Und was wird seine Zukunft sein? Wird es ihm in absehbarer Zeit gelingen, auch sein letztes Ziel zu erreichen? Wird er den Gedrückten und Verfolgten eine rechtlich gesicherte Heimstätte in Palästina schaffen können? Dies Ziel kann im zweifachen Sinn verstanden werden, in einem engern und einem weitern.

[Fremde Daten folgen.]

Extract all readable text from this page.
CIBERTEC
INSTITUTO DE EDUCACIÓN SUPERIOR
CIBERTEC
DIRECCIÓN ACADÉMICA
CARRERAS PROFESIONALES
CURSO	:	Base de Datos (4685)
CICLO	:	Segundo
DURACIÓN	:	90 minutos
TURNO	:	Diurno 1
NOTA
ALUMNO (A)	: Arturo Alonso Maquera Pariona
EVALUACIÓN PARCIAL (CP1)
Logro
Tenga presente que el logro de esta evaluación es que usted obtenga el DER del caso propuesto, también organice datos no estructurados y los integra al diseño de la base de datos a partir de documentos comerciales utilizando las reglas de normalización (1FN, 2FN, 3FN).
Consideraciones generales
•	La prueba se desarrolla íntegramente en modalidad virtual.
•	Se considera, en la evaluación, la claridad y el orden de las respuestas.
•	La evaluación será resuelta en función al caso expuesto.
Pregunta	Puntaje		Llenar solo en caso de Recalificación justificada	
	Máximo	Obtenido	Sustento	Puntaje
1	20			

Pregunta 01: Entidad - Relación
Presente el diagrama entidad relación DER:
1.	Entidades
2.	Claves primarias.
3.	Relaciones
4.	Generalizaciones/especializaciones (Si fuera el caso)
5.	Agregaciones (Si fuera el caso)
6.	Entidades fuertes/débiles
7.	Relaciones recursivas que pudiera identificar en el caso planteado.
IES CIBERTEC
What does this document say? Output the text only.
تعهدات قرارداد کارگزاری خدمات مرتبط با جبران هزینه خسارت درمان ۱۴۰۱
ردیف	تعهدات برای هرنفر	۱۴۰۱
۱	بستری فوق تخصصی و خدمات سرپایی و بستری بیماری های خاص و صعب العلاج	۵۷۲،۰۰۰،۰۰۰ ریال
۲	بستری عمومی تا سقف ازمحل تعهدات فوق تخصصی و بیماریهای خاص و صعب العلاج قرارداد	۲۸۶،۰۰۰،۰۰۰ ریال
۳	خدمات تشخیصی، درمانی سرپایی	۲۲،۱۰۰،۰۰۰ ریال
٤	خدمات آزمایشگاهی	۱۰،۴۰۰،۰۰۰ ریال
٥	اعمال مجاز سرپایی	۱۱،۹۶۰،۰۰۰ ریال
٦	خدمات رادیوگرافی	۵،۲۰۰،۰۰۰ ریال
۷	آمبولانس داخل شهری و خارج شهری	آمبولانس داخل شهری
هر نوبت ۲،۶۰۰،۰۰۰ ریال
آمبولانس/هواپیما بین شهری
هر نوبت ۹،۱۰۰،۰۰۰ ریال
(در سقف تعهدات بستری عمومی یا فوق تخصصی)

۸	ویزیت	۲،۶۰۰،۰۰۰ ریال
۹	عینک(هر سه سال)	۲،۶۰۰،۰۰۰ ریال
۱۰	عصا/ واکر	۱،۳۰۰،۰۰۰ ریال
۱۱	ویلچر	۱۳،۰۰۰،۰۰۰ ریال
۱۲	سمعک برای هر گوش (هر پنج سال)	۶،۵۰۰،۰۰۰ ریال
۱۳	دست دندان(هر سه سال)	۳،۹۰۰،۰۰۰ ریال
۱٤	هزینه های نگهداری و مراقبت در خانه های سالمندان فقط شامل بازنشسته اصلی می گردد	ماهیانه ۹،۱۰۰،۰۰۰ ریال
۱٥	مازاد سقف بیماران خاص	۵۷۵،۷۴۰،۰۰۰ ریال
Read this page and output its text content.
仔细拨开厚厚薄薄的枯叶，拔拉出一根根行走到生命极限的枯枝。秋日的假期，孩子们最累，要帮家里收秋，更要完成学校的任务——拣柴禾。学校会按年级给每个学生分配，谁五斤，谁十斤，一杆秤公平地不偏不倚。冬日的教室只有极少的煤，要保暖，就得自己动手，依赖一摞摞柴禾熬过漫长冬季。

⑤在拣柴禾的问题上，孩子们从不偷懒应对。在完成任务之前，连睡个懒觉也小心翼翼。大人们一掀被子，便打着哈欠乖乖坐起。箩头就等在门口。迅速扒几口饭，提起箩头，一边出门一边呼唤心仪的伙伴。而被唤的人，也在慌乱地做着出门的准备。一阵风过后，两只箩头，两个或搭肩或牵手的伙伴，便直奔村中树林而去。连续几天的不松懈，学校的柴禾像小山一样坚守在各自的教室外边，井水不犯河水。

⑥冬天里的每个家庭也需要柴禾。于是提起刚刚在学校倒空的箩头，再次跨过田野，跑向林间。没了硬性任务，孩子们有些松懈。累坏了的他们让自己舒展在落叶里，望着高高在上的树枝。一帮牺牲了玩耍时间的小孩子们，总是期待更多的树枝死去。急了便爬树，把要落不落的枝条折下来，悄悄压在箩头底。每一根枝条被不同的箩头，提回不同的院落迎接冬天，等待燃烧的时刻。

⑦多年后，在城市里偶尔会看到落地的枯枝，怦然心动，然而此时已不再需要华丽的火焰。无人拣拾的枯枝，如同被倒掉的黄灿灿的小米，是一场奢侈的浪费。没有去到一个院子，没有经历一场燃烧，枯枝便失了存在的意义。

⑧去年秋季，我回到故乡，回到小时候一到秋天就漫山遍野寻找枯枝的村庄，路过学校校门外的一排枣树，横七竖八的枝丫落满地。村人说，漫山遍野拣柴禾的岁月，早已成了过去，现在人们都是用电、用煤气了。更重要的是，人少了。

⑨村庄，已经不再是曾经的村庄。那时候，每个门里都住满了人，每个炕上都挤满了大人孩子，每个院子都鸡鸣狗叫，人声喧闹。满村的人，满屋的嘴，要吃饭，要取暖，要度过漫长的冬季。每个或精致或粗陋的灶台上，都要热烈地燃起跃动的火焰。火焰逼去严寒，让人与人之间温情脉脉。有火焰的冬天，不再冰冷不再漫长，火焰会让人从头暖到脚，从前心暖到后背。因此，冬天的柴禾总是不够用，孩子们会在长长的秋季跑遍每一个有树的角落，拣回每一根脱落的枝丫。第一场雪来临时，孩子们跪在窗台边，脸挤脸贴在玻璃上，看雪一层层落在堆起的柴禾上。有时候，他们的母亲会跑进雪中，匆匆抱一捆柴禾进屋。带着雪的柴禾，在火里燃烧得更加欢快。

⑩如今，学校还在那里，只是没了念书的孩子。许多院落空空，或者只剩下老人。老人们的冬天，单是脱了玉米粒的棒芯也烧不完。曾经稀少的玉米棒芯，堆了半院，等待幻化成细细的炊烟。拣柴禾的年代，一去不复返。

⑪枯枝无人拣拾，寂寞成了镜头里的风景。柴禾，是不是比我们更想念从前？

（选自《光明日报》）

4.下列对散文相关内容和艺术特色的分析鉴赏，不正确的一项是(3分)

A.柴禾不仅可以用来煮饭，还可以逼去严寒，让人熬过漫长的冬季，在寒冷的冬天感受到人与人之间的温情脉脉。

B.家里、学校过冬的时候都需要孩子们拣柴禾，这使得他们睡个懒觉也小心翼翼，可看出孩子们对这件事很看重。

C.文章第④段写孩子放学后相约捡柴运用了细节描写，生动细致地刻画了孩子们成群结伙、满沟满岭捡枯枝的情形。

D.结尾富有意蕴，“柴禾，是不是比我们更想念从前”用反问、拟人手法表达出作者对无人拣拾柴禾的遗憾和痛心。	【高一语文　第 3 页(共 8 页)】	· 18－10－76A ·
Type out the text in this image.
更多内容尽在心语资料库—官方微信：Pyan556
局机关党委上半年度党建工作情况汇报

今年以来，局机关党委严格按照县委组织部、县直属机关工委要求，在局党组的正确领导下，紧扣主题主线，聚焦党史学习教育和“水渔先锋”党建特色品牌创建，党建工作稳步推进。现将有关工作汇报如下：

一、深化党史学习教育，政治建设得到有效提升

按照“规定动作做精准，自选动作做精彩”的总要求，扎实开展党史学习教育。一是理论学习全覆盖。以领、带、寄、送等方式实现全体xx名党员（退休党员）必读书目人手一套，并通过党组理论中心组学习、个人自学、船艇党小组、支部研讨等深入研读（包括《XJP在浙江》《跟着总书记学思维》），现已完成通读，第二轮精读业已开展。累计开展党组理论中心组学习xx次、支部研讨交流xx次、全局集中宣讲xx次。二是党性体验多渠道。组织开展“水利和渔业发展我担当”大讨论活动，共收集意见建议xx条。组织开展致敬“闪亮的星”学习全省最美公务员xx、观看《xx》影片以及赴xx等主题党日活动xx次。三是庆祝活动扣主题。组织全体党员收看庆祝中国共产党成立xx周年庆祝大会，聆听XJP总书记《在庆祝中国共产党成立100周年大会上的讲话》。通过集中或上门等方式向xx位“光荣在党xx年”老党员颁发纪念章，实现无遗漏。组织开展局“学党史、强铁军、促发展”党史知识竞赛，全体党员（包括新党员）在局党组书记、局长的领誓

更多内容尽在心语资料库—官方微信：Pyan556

Die Zionisten beabsichtigen zunächst vom Souverän des Landes, dem Sultan, die bestimmte, in rechtliche Formen gefasste Erlaubnis zu bekommen zu rechtlich völlig gesichertem Bodenerwerb in Palästina, dann sollen arme oder gedrückte Juden dort angesiedelt werden, damit sie durch Ackerbau zu Wohlstand kommen; auch industrielle Unternehmungen sollen von Juden für Juden dort eingerichtet werden. Dies ist ein praktisch wohl erreichbares Ziel. In dieser Beziehung erscheint der Zionismus als eine Wohltätigkeits-Anstalt, die sich von den älteren, derartigen Gesellschaften nur etwa durch die umfassenderen Pläne und dadurch unterscheiden würde, dass sie ihren Unternehmungen rechtliche Sicherheit durch ausdrückliche Genehmigung des Sultans selbst verschaffen will.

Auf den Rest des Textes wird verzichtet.